Despite the implications that religion has on identity development, the identity formation literature has mainly focused on ethnicity and gender and has largely discounted the role of religion. Nevertheless, an increasing number of studies have begun to include religion as a factor of interest. However, many of these studies use religious identity, religiosity, and religiousness interchangeably or solely focus on religious identity and solely religious participation as separate constructs.

Of these types of research studies, researchers have examined the various factors that affect the strength of one's religious identity over time. Factors that have been found to affect levels of religious identity include gender, ethnicity, and generational status.

'Identity' is one of the most used terms in the social sciences and has different senses in different research paradigms. In addition to psychological studies, sociologists and anthropologists also apply the term 'religious identity' and examine its related processes in given social contexts. For example, one important study conducted in the United States after the events of September 11, 2001, explored the meaning-making among American Muslims and how changes in identity ascription (what people think about another group of people) affected how Muslims sought to represent themselves. Other studies have applied concepts appropriated from race and gender identity theory such as disidentification which undermines essentialist accounts of religious identity – that an individual has a 'fixed' religious identity, independent of pre-existing systems of representation and individuals' positioning within them.

Individuals who share the same religious identity are called coreligionists.

== History ==
During the early 1900s in the field of psychology, research on the topic of religion was considered important and ubiquitous. For example, researchers like G. Stanley Hall and William James conducted studies on such topics as religious conversion. In contrast, the public perspective on religion began to shift two decades later. Instead of religion being seen as an integral part of an individual's life and development and thus a necessary topic to research, scientists and scholars alike viewed religion as a hindrance to the progression of science and as a topic no longer applicable to the current times.

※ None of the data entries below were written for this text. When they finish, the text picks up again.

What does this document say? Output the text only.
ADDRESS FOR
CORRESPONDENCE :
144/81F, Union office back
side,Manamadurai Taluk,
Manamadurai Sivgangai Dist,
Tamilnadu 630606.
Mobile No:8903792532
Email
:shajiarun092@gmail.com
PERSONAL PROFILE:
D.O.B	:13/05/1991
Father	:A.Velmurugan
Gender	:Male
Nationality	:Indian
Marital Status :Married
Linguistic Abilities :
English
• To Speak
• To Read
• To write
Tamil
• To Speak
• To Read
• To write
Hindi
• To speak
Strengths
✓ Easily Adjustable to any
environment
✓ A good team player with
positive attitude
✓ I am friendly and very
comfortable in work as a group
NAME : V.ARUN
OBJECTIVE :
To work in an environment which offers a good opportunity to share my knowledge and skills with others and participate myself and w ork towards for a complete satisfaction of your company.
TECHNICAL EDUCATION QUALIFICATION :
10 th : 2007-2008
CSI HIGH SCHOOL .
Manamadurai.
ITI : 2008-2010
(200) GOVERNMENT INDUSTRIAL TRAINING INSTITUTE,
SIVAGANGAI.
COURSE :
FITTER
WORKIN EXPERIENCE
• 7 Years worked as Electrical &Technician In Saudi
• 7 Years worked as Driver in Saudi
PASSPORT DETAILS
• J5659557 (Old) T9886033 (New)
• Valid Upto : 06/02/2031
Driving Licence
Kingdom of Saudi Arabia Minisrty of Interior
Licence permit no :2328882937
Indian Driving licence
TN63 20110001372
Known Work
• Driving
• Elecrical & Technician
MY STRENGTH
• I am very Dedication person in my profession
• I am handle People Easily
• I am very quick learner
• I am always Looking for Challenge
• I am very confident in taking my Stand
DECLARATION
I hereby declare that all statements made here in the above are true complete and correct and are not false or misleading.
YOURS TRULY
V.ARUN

Contrary to social scientists' prediction of the general decline of religion over time and increase of secularization leading to a complete abandonment of religious studies, religion did not diminish and was instead acknowledged by researchers as a topic worthwhile to research. Scientists and scholars, like British sociologist John Thompson, realized that despite the neglect of religion in studies, the presence and impact of religion on individuals' lives were undeniable and did not disappear with time. Hence, a body of research on religion began to take root. Particularly, a handful of researchers were interested in examining religious identity during adolescence.

== Factors that affect religious identity ==
Given that religious traditions can be intricately interlaced with various aspects of culture, the religious identity literature has consistently yielded ethnic, gender, and generational differences.

=== Ethnic differences ===
According to Social Identity Theory, when individuals of ethnic minority backgrounds feel as if their identity is threatened, they may emphasize their other social identities as a means to maintain a positive self-concept. This idea is supported by the various studies that have shown higher levels of religious identity among ethnic minorities, particularly those from Latino and African American backgrounds, compared to European Americans.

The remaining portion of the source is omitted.